Some ways, says Francis, that marital assets can be manipulated in a business setting include: Skimming cash from the business. Using the business to pay for personal expenses to reduce take-home pay. Making salary payments to a nonexistent employee, with checks that will be voided after the divorce. Paying money from the business to someone close, such as a parent or girlfriend or boyfriend, for services that were never actually rendered. The money then is given back to the deceitful spouse after the divorce is final. Delaying the signing long-term business contracts until after the divorce.

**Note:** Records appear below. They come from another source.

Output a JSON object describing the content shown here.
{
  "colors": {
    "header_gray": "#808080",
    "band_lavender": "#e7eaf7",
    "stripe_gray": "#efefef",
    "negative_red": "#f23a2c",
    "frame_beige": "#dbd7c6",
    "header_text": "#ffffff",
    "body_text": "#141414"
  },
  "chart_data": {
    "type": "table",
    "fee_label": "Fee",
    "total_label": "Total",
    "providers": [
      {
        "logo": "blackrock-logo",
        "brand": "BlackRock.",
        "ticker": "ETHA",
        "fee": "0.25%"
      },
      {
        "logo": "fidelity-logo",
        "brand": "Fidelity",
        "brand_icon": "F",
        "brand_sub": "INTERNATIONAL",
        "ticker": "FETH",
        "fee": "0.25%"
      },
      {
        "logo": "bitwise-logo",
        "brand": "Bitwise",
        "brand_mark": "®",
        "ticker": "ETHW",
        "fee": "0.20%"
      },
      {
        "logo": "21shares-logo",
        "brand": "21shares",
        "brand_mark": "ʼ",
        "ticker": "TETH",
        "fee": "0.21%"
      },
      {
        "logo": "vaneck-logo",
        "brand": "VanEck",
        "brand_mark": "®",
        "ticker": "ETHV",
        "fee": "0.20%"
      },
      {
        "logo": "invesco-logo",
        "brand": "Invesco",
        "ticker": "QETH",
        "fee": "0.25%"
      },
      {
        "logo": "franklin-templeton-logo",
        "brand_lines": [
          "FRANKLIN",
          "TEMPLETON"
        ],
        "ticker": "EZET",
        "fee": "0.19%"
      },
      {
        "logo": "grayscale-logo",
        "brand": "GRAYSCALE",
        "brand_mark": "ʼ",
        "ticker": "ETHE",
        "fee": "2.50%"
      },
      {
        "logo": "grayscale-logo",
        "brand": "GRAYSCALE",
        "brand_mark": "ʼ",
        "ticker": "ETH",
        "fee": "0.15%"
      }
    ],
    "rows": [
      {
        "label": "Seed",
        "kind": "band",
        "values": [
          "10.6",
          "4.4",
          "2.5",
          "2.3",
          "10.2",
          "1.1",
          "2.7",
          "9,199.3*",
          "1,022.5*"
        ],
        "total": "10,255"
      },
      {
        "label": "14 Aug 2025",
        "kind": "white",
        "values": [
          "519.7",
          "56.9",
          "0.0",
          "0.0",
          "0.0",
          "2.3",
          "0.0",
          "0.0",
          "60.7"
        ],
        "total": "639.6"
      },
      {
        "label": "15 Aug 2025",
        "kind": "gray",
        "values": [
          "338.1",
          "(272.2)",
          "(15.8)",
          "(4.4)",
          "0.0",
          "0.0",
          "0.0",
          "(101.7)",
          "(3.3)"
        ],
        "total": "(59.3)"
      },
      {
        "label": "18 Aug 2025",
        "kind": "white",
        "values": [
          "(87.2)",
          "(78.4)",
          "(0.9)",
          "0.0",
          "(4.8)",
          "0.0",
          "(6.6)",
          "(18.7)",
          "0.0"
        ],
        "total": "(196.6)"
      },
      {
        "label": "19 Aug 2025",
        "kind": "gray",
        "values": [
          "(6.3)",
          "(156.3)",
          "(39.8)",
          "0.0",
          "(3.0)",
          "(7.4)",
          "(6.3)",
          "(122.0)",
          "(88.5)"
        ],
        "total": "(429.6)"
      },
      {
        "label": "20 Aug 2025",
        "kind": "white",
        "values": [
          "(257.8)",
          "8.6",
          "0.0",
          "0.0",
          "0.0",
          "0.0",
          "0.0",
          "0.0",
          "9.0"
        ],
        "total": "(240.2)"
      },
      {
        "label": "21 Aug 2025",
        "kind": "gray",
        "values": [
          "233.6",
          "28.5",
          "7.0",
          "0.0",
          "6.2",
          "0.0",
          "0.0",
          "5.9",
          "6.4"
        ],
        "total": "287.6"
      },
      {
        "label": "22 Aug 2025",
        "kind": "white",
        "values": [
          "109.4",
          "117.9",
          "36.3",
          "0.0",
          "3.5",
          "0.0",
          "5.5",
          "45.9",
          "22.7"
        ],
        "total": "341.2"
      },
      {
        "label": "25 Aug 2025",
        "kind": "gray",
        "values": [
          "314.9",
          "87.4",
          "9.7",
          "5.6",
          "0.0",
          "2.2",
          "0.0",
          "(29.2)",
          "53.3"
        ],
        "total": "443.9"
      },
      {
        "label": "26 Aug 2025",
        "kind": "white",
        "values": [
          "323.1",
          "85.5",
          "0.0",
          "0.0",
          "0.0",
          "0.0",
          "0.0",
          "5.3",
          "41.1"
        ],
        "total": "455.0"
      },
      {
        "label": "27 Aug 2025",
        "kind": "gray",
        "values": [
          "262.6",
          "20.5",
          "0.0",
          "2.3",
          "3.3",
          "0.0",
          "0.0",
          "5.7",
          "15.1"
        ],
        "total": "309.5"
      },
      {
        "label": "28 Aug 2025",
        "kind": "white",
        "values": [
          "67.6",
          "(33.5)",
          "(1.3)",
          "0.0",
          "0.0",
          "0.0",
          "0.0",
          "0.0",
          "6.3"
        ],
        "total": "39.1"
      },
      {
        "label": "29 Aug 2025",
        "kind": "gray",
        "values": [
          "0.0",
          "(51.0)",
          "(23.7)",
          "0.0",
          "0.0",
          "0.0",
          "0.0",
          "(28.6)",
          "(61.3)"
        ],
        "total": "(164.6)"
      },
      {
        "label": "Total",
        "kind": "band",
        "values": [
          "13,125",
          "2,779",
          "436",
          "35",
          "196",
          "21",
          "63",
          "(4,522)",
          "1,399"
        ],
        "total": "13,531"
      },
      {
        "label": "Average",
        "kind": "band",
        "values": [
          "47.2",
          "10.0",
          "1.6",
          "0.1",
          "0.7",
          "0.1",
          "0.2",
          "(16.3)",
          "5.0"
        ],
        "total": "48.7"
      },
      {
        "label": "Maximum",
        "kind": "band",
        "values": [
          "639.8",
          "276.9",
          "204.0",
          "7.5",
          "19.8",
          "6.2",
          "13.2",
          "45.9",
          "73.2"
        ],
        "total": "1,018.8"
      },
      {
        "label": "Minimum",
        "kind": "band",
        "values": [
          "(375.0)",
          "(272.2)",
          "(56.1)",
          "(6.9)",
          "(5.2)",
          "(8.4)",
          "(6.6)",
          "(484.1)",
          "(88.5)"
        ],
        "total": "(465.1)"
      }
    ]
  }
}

Although this may seem like smart planning if the intent is to lower the value of the business and or income it is considered hiding assets.

What to watch out for Vasileff says there are several indicators that your spouse might be misappropriating marital money.

1. Look at the value of all your joint assets, if you know of them, and if the numbers look significantly lower, it could be a signal that something untoward has happened.

2. Does your spouse’s income suddenly seem lower? Some individuals can manipulate how they take their income, for example, deferring income.”Be suspicious if your spouse doesn’t want to talk about money at all, especially if it’s out-of-character avoidance,” says Vasileff.

4. If your spouse travels internationally often or to certain cities regularly and spends a fair amount of time there, Vasileff says it would not be unusual for your partner to have a bank account in that other location.

5. Are family members whom your spouse previously ignored now being lavished with gifts? Or has your spouse decided to suddenly invest in a family business venture? “It’s incredibly odd at the time of divorce for them to be coming to you for assets,” says Vasileff.

DON’T OVERREACT

“While an abundance of caution is usually good, especially when a marriage is unraveling, don’t automatically go looking for trouble”, says Noah B. Rosenfarb.Rosenfarb, a CDFA with Freedom Wealth Advisors in Short Hills, N.J., says he’s seen “numerous cases where distrust leads one spouse to spend hundreds of thousands of dollars in expert fees to try and find hidden money when none existed.”

In one case, he recalls, a couple had worked in the shipping industry for the company the husband founded. By the time they were divorced, they had accumulated $20 million, but the husband had questions about the amount because his wife had continually moved the business’ money between multiple accounts.”He spent $400,000 in fees to determine how the cash flow went into 80 mutual funds and 40 bank accounts,” says Rosenfarb, a former forensic accountant. “I spent all this time trying to prove to the husband that his wife had this need to keep moving money around, but did not take any out.”

In another case, a wife was concerned by the couple’s apparent living beyond their means. “The husband was in businesses that involved cash and they were spending $50,000 a year more than they made,” says Rosenfarb. “But only $10,000 of it was from cash. The other was from debt, refinancing debt, that the wife didn’t realize they had.”

The bottom line, says Rosenfarb, is that when you have a concern, do investigate it. But be realistic. “Weigh the costs of the investigation against the potential recovery,” he says.Rosenfarb offers an example of a wife who suspects that her husband has hidden millions of dollars kept off shore. It will cost $400,000 to $500,000 to determine that. “But with a settlement north of $10 million, would she really get more?” asks Rosenfarb. “You have to make an investment decision, not an emotional decision and look at your return on investment.”